If you're building agent systems:
1. Update your system prompt: "Request help before using tools"
2. Remove static examples (or minimize to core tools)
3. Measure token savings and success rates

If you're an LLM researcher:
1. Study the dynamic help pattern (this is multi-shot learning for agents)
2. Build benchmarks comparing static vs dynamic documentation
3. Contribute to agent help standards

Conclusion: Knowledge On-Demand

The insight:
Static prompts are one-shot learning. Dynamic documentation is multi-shot learning.

The pattern:
Teach agents to request --agent-help before using tools.

The evidence:
20-90% token savings, higher success rates, automatic feature discovery.

The future:
Self-documenting infrastructure where agents learn through exploration.

This changes everything.

Static prompts were the right solution in 2022 when we had 4K context windows and no tool calling.

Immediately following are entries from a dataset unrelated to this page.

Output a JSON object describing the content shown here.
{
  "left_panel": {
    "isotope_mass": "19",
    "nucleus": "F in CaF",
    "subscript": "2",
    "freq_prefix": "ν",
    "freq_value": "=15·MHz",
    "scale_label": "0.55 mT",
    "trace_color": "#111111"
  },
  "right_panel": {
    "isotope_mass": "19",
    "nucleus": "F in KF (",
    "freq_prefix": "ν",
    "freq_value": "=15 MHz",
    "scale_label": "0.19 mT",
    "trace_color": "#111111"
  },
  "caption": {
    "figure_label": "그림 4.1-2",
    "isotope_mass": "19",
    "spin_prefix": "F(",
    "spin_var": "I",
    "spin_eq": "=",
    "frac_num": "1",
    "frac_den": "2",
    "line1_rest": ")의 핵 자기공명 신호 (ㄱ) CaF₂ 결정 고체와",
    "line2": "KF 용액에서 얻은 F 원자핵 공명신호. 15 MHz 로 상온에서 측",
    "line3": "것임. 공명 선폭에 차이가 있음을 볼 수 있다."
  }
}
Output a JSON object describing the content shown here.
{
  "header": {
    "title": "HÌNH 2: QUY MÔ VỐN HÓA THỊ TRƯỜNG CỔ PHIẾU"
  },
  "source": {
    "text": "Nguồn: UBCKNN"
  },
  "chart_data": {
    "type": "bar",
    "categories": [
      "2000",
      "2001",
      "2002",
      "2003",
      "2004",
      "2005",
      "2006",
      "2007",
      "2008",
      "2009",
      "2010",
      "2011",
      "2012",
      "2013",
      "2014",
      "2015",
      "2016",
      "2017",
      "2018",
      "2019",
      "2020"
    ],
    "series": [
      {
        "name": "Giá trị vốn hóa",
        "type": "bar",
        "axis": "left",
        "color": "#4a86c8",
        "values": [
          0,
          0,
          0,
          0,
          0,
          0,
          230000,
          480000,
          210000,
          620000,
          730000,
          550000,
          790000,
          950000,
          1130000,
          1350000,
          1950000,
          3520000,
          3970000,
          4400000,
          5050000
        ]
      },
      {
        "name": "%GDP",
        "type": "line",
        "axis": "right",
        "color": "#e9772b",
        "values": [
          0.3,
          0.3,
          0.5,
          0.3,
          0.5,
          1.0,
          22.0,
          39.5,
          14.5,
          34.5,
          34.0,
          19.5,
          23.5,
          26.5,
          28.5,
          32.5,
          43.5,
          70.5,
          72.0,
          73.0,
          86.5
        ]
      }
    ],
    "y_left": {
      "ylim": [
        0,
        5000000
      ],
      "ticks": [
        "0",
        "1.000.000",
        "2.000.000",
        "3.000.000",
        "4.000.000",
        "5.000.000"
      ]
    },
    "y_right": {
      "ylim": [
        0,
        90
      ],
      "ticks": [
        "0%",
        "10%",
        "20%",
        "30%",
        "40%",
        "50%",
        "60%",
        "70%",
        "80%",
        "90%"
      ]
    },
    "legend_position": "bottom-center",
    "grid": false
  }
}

In 2025, with 200K+ context windows and native tool support, dynamic documentation is obviously better.

It's time to move from one-shot to multi-shot agent learning.

Author: Scott Senatore
Organization: Semantic Infrastructure Lab
Contact: [TBD]
License: CC BY 4.0

Related Work:
- Semantic Feedback Loops (SIL canonical doc)
- Multi-Agent Protocol Principles (SIL canonical doc)
- Reveal --agent-help implementation (reference implementation)
- TIA command help system (production deployment)

Appendix: Template for Agent Help

Use this template for your tools:

## <Tool Name> - Agent Help

### Purpose
[1-2 sentence description of what this tool does and why it exists]

### Basic Usage
<tool> <required_args> [optional_flags]

### Examples

#### Common Use Cases
<tool> example1              # Description
<tool> example2 --flag       # Description
<tool> example3 input.txt    # Description

#### Advanced Patterns
<tool> complex_example --advanced --flags=value
<tool> pipeline | another_tool | third_tool

#### Error Handling
<tool> --validate input      # Check before processing
<tool> --dry-run             # Preview without executing

### Workflows

#### Task: [Common Task Name]
1. <tool> step1
2. <tool> step2
3. <tool> step3
Result: [What you achieve]

#### Task: [Another Common Task]
1. <tool> different_approach
2. <tool> next_step
Result: [What you achieve]

### Pro Tips
- Use FLAG when CONDITION (saves time/tokens/complexity)
- Avoid PATTERN in SITUATION (common mistake)
- Combine with TOOL for BENEFIT (composition pattern)
- Check OUTPUT for SIGNAL (debugging tip)

### Related Commands
<related_tool1> - [When to use instead]
<related_tool2> - [When to use after]
<related_tool3> - [When to use with]

### Version
This help is for <tool> v<version>
Updated: <date>

Fill in the template. Ship with your tool. Change the game.